Versioning is generally based on semantic versioning.

1.0.0 (2018-4-9)

User Notes

Initial release for our ISPASS‘18 publication.

Events

Control Flow events are not currently implemented, although a provisional interface is provided in Events Documentation.

Frontends

Valgrind is fairly well supported. It can be slow at event generation, although a faster version is in the works.

DynamoRIO is less well supported, but should generate basic memory, compute, and synchronization events fairly well. This is planned to be updated.

The Intel PT perf frontend was implemented as a proof-of-concept and there is a lot of room for increased event support and optimization.

Developer Notes

A new Valgrind implementation (gengrind) is close to being completed. Currently we are working on how best to implement branching with VEX IR, which seems to only support limited branching. The function tracking component of gengrind is based off of Callgrind. A few bugs may be present in this new function tracking since we stripped away some of the Callgrind specific functionality, such as cost-centers and cache simulations.
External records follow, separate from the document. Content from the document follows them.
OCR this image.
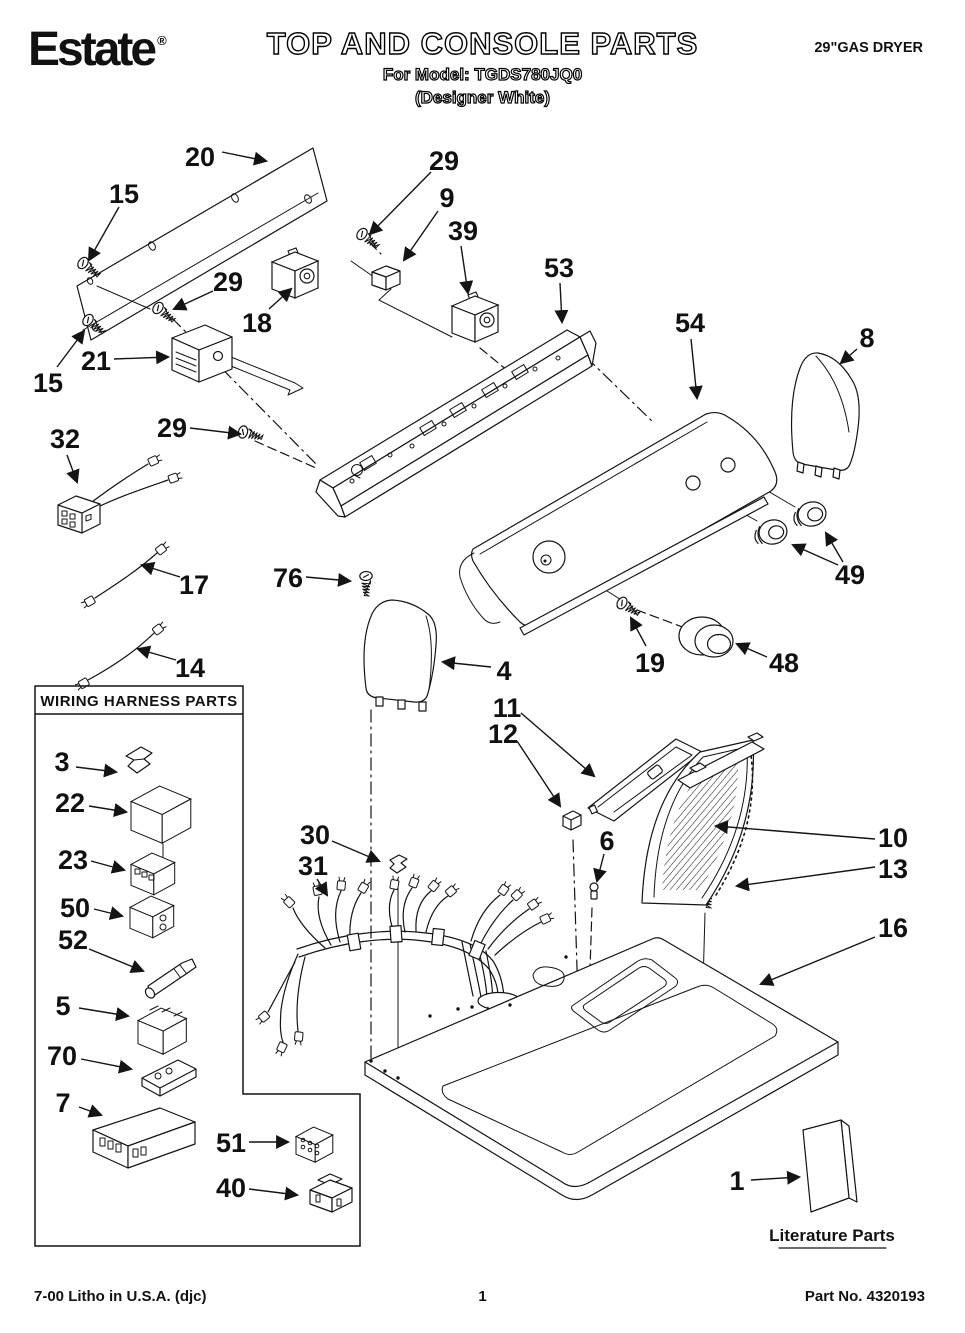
20
15
29
15
21
18
29
9
39
53
54	8
49
48
19
32	29
17
14
76
4
11
12
6
30
31
10
13
16
1
Literature Parts
WIRING HARNESS PARTS
3
22
23
50
52
5
70
7
51
40
Estate ®	TOP AND CONSOLE PARTS
For Model: TGDS780JQ0
(Designer White)
29"GAS DRYER
7-00 Litho in U.S.A. (djc)	1	Part No. 4320193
The DynamoRIO frontend requires some extra event checks to make sure the raw instructions it sees are properly binned. Additionally, some restrictions in its internal lock implementations make detecting and generating synchronization events more costly than we would expect. Specifically, we cannot directly generate events in function intercepts, and must instead set a flag that gets checked in every basic block. Also, we plan to look into thread-private code-caches to optimize ROI checks that happen at the beginning of each basic block.

Features

  • Flexible application analysis
    • Use multiple frontends for capturing software workloads like Valgrind and DynamoRIO
    • Use custom C++14 libraries for analyzing event streams
  • Platform-independent events
    • Straight-forward and extensible format, simplifying analysis

Installation

See the Quickstart for information installation instructions.

License

This project is licensed under the BSD3 license.